I tifosi della Roma nel ricordo di Di Bartolomei
Il tabù della depressione non riguarda solo il calcio, ma l’intera società. Si stima che 615 milioni di persone ne soffrono, con un numero di vittime che si aggira a 850mila persone l’anno. Una cifra terrificante. E pensare che ogni volta che si sente nominare le parole “malattie mentali” si cerca sempre di non parlarne o comunque di starne alla larga, quasi per paura di esserne contagiati. È assolutamente necessario un cambio di mentalità, perché cercare di evitare il problema e quindi lasciare da soli e inermi chi ne soffre è la peggiore reazione che si possa avere.

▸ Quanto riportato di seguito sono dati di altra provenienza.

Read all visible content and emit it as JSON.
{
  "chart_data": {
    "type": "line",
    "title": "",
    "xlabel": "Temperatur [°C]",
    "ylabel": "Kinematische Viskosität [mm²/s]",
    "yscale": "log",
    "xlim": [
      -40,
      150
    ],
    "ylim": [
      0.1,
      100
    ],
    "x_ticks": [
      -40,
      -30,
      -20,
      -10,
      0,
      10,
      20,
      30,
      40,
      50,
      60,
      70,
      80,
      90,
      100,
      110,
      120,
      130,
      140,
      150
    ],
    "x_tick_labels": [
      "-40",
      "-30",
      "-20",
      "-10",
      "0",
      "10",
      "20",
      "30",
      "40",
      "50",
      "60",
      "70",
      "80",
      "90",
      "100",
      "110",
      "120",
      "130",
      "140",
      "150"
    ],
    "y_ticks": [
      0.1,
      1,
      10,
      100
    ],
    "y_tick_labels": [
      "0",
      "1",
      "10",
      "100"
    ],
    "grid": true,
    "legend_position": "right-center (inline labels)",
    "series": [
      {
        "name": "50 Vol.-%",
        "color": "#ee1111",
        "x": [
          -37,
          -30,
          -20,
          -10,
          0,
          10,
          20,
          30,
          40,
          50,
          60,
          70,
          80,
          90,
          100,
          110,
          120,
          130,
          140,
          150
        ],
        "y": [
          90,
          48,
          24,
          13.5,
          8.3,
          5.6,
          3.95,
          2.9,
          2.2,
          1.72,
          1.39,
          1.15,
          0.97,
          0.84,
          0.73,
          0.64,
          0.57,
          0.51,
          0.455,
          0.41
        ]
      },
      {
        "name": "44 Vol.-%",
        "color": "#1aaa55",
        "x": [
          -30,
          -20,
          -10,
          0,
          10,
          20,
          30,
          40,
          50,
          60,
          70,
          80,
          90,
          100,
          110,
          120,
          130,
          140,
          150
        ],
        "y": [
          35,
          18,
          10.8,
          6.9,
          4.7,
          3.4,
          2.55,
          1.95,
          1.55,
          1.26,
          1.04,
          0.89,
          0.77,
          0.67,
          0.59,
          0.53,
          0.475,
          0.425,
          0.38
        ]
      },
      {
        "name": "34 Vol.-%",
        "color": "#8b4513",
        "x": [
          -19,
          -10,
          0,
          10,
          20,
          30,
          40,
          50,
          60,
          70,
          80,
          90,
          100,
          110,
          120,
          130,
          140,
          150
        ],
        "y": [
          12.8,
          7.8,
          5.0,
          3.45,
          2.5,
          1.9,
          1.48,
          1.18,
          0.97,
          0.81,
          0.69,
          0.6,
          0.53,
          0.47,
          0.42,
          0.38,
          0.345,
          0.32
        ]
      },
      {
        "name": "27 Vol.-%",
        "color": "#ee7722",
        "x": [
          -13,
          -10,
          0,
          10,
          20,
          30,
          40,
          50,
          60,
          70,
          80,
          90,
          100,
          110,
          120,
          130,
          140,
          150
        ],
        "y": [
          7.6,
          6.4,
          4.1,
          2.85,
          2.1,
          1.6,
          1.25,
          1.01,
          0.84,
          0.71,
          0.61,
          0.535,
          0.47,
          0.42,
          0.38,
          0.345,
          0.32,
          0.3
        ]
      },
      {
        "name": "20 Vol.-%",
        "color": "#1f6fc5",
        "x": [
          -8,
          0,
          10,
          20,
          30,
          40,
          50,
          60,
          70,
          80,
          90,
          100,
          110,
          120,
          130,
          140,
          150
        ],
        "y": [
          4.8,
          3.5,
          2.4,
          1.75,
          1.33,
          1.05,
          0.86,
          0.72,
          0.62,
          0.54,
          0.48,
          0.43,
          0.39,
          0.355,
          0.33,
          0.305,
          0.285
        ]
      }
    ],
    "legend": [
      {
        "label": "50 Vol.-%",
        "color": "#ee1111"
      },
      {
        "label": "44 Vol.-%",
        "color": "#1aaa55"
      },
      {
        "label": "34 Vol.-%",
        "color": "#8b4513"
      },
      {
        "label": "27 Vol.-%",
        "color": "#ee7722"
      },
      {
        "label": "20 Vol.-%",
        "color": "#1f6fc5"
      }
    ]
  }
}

E, nel caso specifico del pallone, bisogna eliminare l’idea che si ha dei calciatori. Occorre smettere di abbinare un contratto professionistico ad una vita idilliaca. C’è un enorme errore di pensiero che è alla base del problema, da cui partono le radici che conducono alla malattia. Una diversa mentalità equivarrebbe ad una differente concezione dello sport, quindi ad una pressione minore e giocoforza porterebbe ad una predisposizione maggiore nell’accettare una richiesta d’aiuto proveniente da un atleta famoso. Quello del calcio è un mondo crudele e meschino, che funziona da agosto a maggio, un tempo limitato in cui bisogna dimostrare di essere un campione, di essere sempre in forma, di essere utili alla causa della squadra e meritare i soldi investiti dalla società. Alla fine della stagione tutto riparte da zero; chi era il faro del gruppo, può tranquillamente essere dimenticato e sostituito da un nuovo arrivato. Nel mondo del calcio, il lato umano non viene preventivato. Uno sport dove si consuma e si spreme l’atleta, fino a quando serve. I soldi e la fama non risolvono problemi. Essere un calciatore non significa essere immune alle malattie.